Dr. Pugh: I beg to move amendment No. 30, in clause 2, page 3, line 30, leave out '10%' and insert '20%'.
This is a simple and straightforward amendment, with which we need not detain ourselves for too long. It puts up the rate of fines from 10 per cent. to 20 per cent. It is a probing amendment, the thrust of which is to understand where the figure of 10 per cent. comes from. We do not want to end up with a situation where the penalties and costs of both pollution and generating noise are simply read into passengers' bills and the costs are passed on down the line and become part of trading practice. They must be effective, and we are not entirely convinced that a 10 per cent. level is completely effective.
Statistics for Birmingham international airport, which currently has a system, show that it collected £9,448 in fines in 2003–04, accounting for 15 infringements of the code then in place. That works out at £630 per offence, which is a sizeable chunk. About 22,000 people in the vicinity of Birmingham international airport are affected by each of those infringements. Their recompense—if I can put it like that; their trouble—is 3p per person. It makes minimal difference in terms of the penalty that they see delivered, and it probably makes a limited difference to the operational costs of the airlines. The suggestion that the fines be increased from 10 per cent. to 20 per cent. is throwing the gauntlet down to the Minister, and is questioning whether that 10 per cent. is sufficient, and if it is thought to be sufficient, how its sufficiency was established.
4.30 pm
Mr. Syms: The hon. Gentleman made a brief point about the levels of fines. He gave us information specific to one airport, and I should like to hear from the Minister whether the CAA collects from all airports the information on fines allocated first to airlines and secondly to particular aircraft. Is there a league table? Is there an aircraft that has been fined the most? Beyond the daily fining of aircraft, do we try to use that information? The relevant point is not whether the fine is £500 or £600. To be honest I am not too worried about the levels of fines; I am worried about what we do with the information. Do we have nasty aircraft and quiet aircraft lists? Do we know which carriers specifically are better and which are worst, so we can differentiate the regime? If we do not have that information, is it not something that we ought to hold?

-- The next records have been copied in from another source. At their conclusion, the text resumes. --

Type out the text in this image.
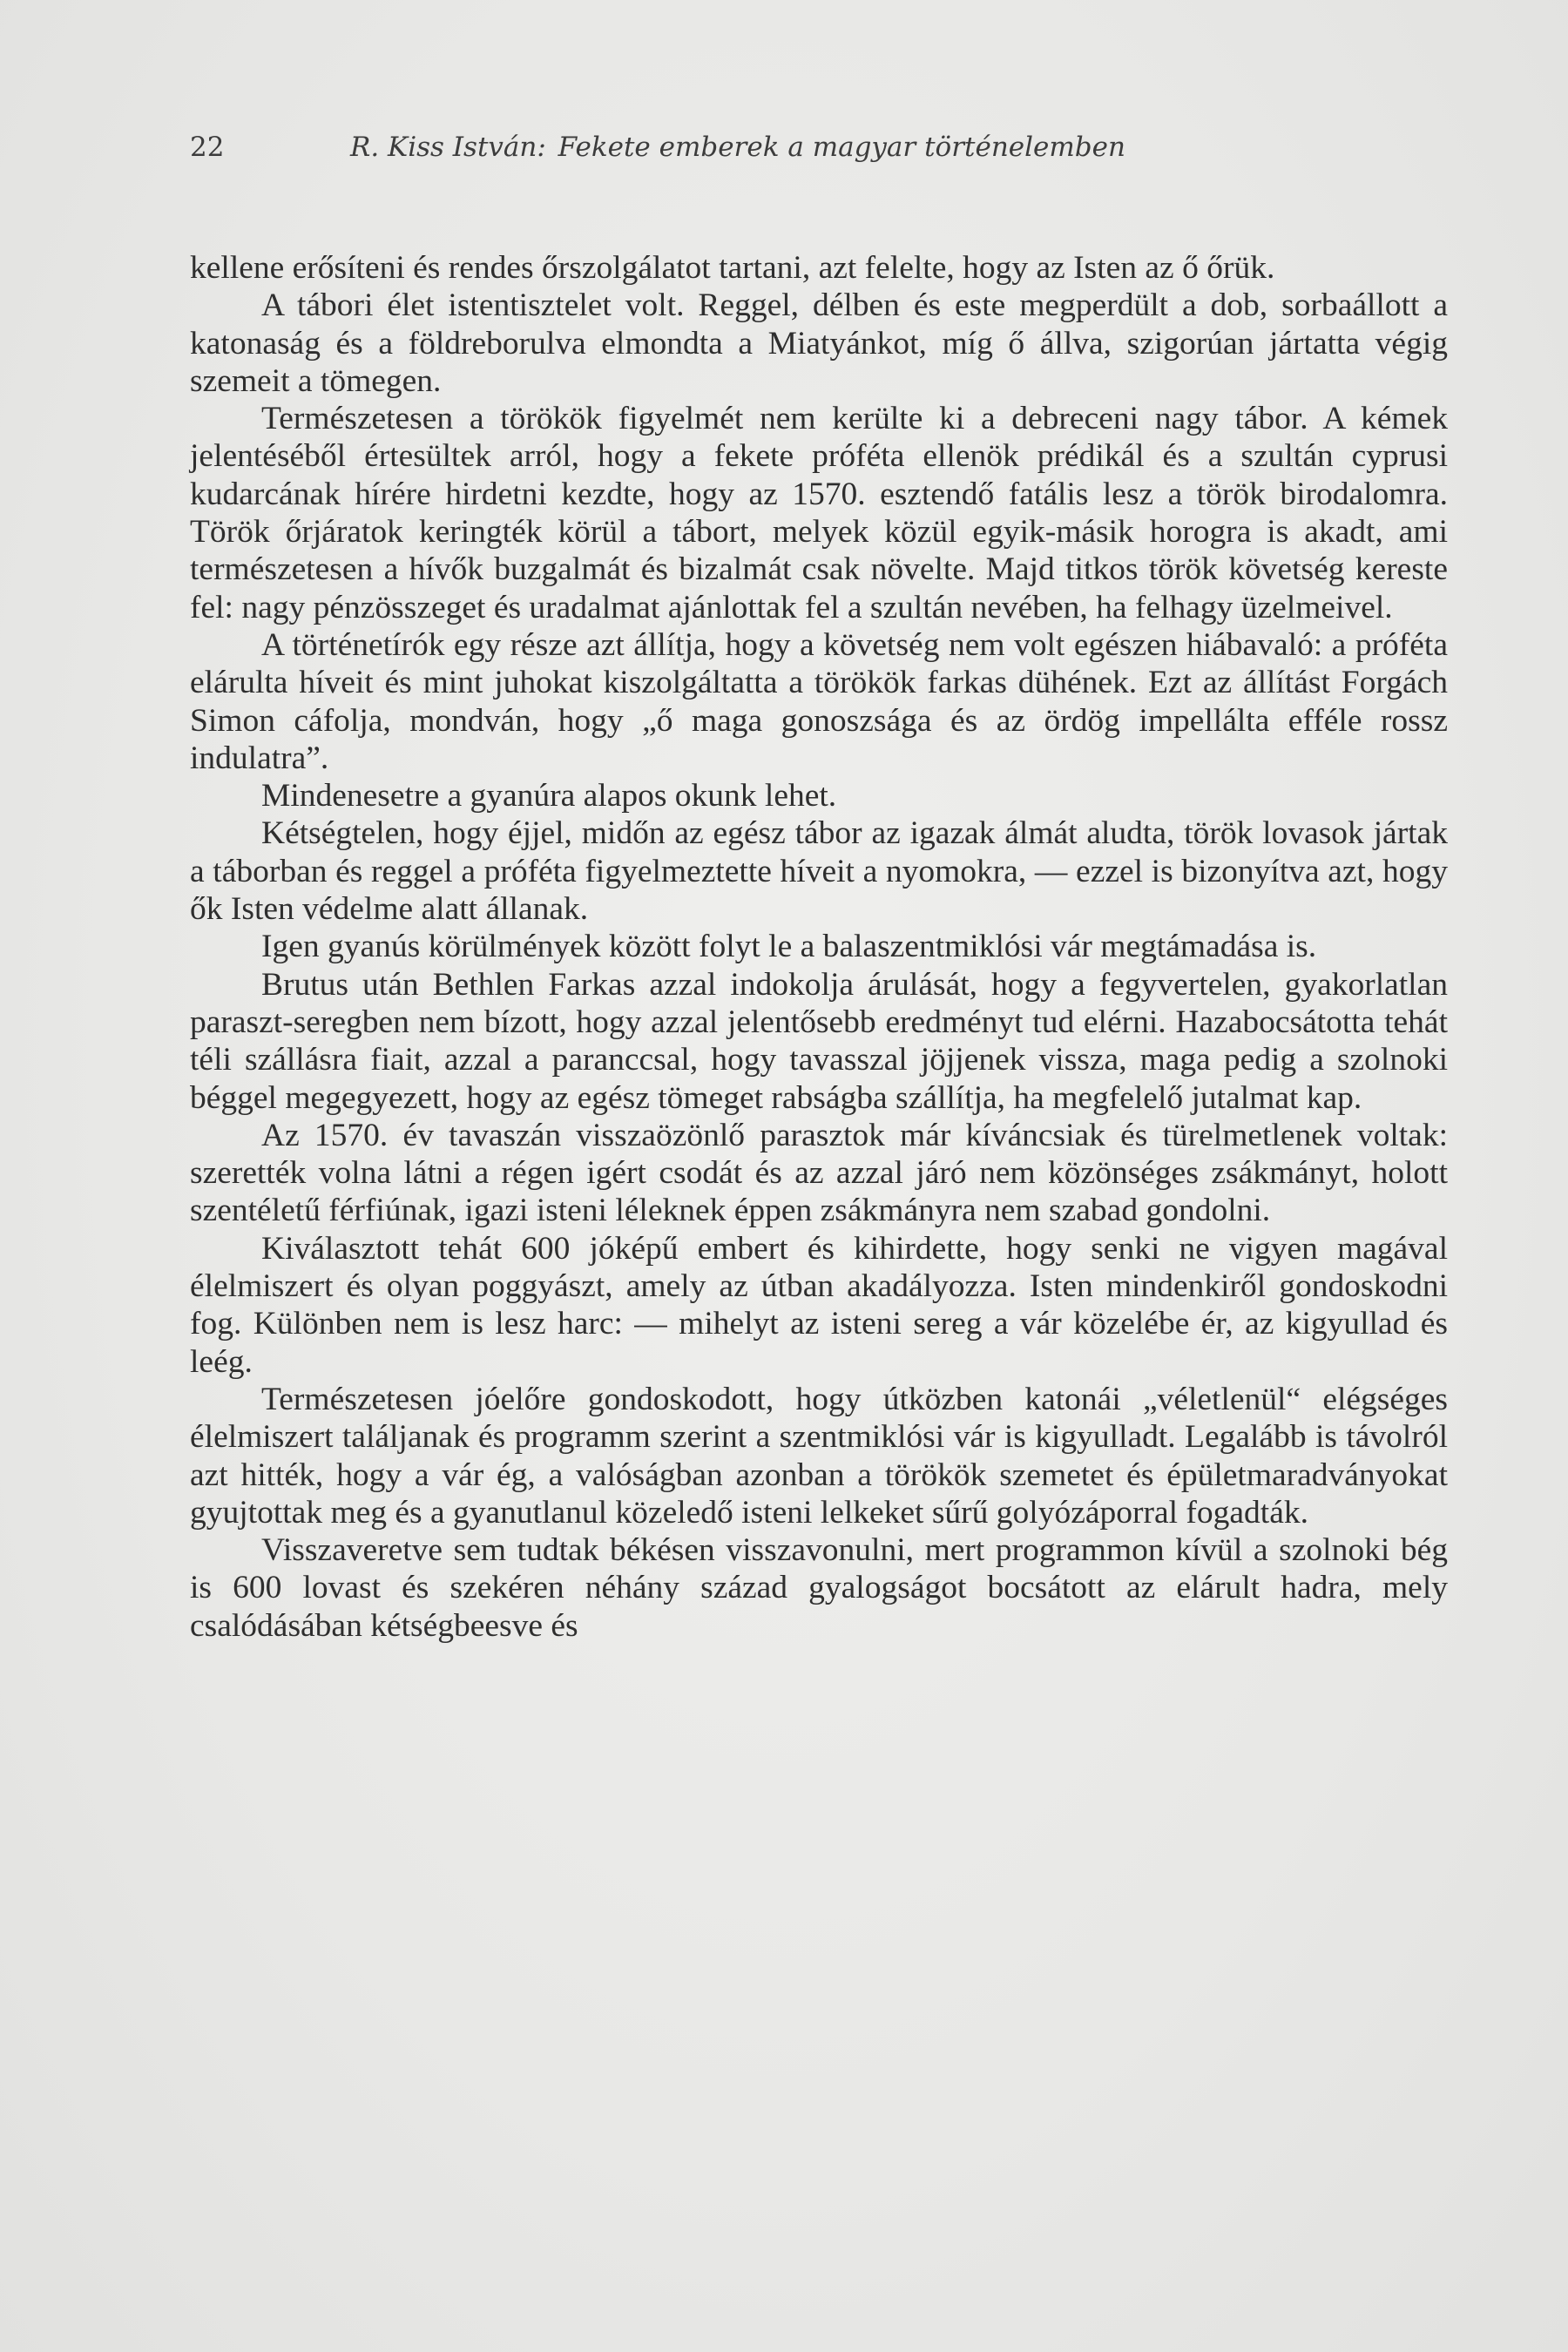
22	R. Kiss István: Fekete emberek a magyar történelemben

kellene erősíteni és rendes őrszolgálatot tartani, azt felelte, hogy az Isten az ő őrük.

A tábori élet istentisztelet volt. Reggel, délben és este megperdült a dob, sorbaállott a katonaság és a földreborulva elmondta a Miatyánkot, míg ő állva, szigorúan jártatta végig szemeit a tömegen.

Természetesen a törökök figyelmét nem kerülte ki a debreceni nagy tábor. A kémek jelentéséből értesültek arról, hogy a fekete próféta ellenök prédikál és a szultán cyprusi kudarcának hírére hirdetni kezdte, hogy az 1570. esztendő fatális lesz a török birodalomra. Török őrjáratok keringték körül a tábort, melyek közül egyik-másik horogra is akadt, ami természetesen a hívők buzgalmát és bizalmát csak növelte. Majd titkos török követség kereste fel: nagy pénzösszeget és uradalmat ajánlottak fel a szultán nevében, ha felhagy üzelmeivel.

A történetírók egy része azt állítja, hogy a követség nem volt egészen hiábavaló: a próféta elárulta híveit és mint juhokat kiszolgáltatta a törökök farkas dühének. Ezt az állítást Forgách Simon cáfolja, mondván, hogy „ő maga gonoszsága és az ördög impellálta efféle rossz indulatra”.

Mindenesetre a gyanúra alapos okunk lehet.

Kétségtelen, hogy éjjel, midőn az egész tábor az igazak álmát aludta, török lovasok jártak a táborban és reggel a próféta figyelmeztette híveit a nyomokra, — ezzel is bizonyítva azt, hogy ők Isten védelme alatt állanak.

Igen gyanús körülmények között folyt le a balaszentmiklósi vár megtámadása is.

Brutus után Bethlen Farkas azzal indokolja árulását, hogy a fegyvertelen, gyakorlatlan paraszt-seregben nem bízott, hogy azzal jelentősebb eredményt tud elérni. Hazabocsátotta tehát téli szállásra fiait, azzal a paranccsal, hogy tavasszal jöjjenek vissza, maga pedig a szolnoki béggel megegyezett, hogy az egész tömeget rabságba szállítja, ha megfelelő jutalmat kap.

Az 1570. év tavaszán visszaözönlő parasztok már kíváncsiak és türelmetlenek voltak: szerették volna látni a régen igért csodát és az azzal járó nem közönséges zsákmányt, holott szentéletű férfiúnak, igazi isteni léleknek éppen zsákmányra nem szabad gondolni.

Kiválasztott tehát 600 jóképű embert és kihirdette, hogy senki ne vigyen magával élelmiszert és olyan poggyászt, amely az útban akadályozza. Isten mindenkiről gondoskodni fog. Különben nem is lesz harc: — mihelyt az isteni sereg a vár közelébe ér, az kigyullad és leég.

Természetesen jóelőre gondoskodott, hogy útközben katonái „véletlenül“ elégséges élelmiszert találjanak és programm szerint a szentmiklósi vár is kigyulladt. Legalább is távolról azt hitték, hogy a vár ég, a valóságban azonban a törökök szemetet és épületmaradványokat gyujtottak meg és a gyanutlanul közeledő isteni lelkeket sűrű golyózáporral fogadták.

Visszaveretve sem tudtak békésen visszavonulni, mert programmon kívül a szolnoki bég is 600 lovast és szekéren néhány század gyalogságot bocsátott az elárult hadra, mely csalódásában kétségbeesve és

I should be interested to know what we do with the information about noisy aircraft, because if one or two make the most noise and one or two carriers are the worst noise polluters, we should hit those who cause the most nuisance, rather than those who cause the least nuisance but occasionally make the odd infringement. When we discuss the penalty system in more detail, it would be better to set it to hit airlines that transgress the most, rather than those that by and large undertake to respond reasonably to their environmental records.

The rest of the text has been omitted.